Reuters: Sarkozy, Merkel agree to stop sniping on ECB crisis


France and Germany agreed on Thursday to stop arguing in public over whether the European Central Bank should do more to rescue the eurozone from a deepening sovereign debt crisis.

President Nicolas Sarkozy and Chancellor Angela Merkel said after talks with Italian Prime Minister, Mario Monti, that they trusted the independent central bank and would not touch its inflation-fighting mandate when they propose changes of the European Union's treaty to achieve closer fiscal union.
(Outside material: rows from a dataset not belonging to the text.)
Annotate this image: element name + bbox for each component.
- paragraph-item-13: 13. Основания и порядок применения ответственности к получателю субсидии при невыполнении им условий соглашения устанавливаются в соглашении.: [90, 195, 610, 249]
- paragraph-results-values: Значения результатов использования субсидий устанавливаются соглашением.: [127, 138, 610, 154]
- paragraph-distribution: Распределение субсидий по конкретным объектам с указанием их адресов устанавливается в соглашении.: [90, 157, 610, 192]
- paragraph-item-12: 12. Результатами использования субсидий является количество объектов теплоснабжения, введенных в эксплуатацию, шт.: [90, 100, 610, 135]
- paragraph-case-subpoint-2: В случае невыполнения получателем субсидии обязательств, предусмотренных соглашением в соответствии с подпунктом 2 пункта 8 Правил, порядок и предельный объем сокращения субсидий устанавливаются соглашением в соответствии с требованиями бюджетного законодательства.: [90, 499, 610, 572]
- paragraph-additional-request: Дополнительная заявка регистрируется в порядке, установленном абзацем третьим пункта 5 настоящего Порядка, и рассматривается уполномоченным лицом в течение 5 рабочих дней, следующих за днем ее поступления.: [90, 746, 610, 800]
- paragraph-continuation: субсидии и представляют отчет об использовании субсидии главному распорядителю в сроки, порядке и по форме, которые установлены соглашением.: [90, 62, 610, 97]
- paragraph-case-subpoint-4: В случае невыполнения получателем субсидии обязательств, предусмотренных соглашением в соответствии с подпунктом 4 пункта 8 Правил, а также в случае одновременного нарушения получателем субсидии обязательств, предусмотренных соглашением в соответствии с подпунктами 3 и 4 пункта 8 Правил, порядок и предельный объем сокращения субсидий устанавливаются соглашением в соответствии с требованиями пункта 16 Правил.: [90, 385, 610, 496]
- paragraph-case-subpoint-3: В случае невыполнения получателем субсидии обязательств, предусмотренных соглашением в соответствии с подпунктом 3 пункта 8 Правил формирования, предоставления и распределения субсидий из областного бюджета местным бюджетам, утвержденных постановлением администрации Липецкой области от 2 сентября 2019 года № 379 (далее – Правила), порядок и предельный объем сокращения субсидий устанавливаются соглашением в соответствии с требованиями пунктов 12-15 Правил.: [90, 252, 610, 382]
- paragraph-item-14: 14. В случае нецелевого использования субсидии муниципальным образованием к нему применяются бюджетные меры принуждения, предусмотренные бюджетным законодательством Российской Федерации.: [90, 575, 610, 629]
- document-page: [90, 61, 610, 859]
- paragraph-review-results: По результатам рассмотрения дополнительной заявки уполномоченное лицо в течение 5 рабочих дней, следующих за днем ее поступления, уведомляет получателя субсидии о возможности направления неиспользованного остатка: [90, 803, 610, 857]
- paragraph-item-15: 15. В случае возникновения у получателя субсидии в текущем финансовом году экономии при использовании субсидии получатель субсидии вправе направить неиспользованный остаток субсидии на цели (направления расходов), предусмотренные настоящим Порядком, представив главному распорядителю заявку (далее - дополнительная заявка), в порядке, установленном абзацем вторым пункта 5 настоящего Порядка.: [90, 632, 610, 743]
They also demonstrated their backing for Monti, an unelected technocrat, to surmount Italy's daunting economic challenges, in contrast to the barely-concealed disdain they showed for his predecessor, media billionaire Silvio Berlusconi. "We all stated our confidence in the ECB and its leaders and stated that in respect of the independence of this essential institution we must refrain from making positive or negative demands of it", Sarkozy told a joint news conference in the eastern French city of Strasbourg.

The Netherlands however moved closer to endorsing the ECB as lender of last resort, apparently breaking ranks with Germany. Finance Minister, Jan Kees de Jager, said he would prefer that the European Financial Stability Facility, the eurozone bailout fund, should be strengthened. But if the EFSF did not succeed, other measures would have to be considered. "In a crisis one should never exclude anything beforehand. In the end, something has to happen", he said.

Sarkozy said Paris and Berlin would circulate joint proposals before a December 9 EU summit for treaty amendments to entrench tougher budget discipline in the 17-nation euro area.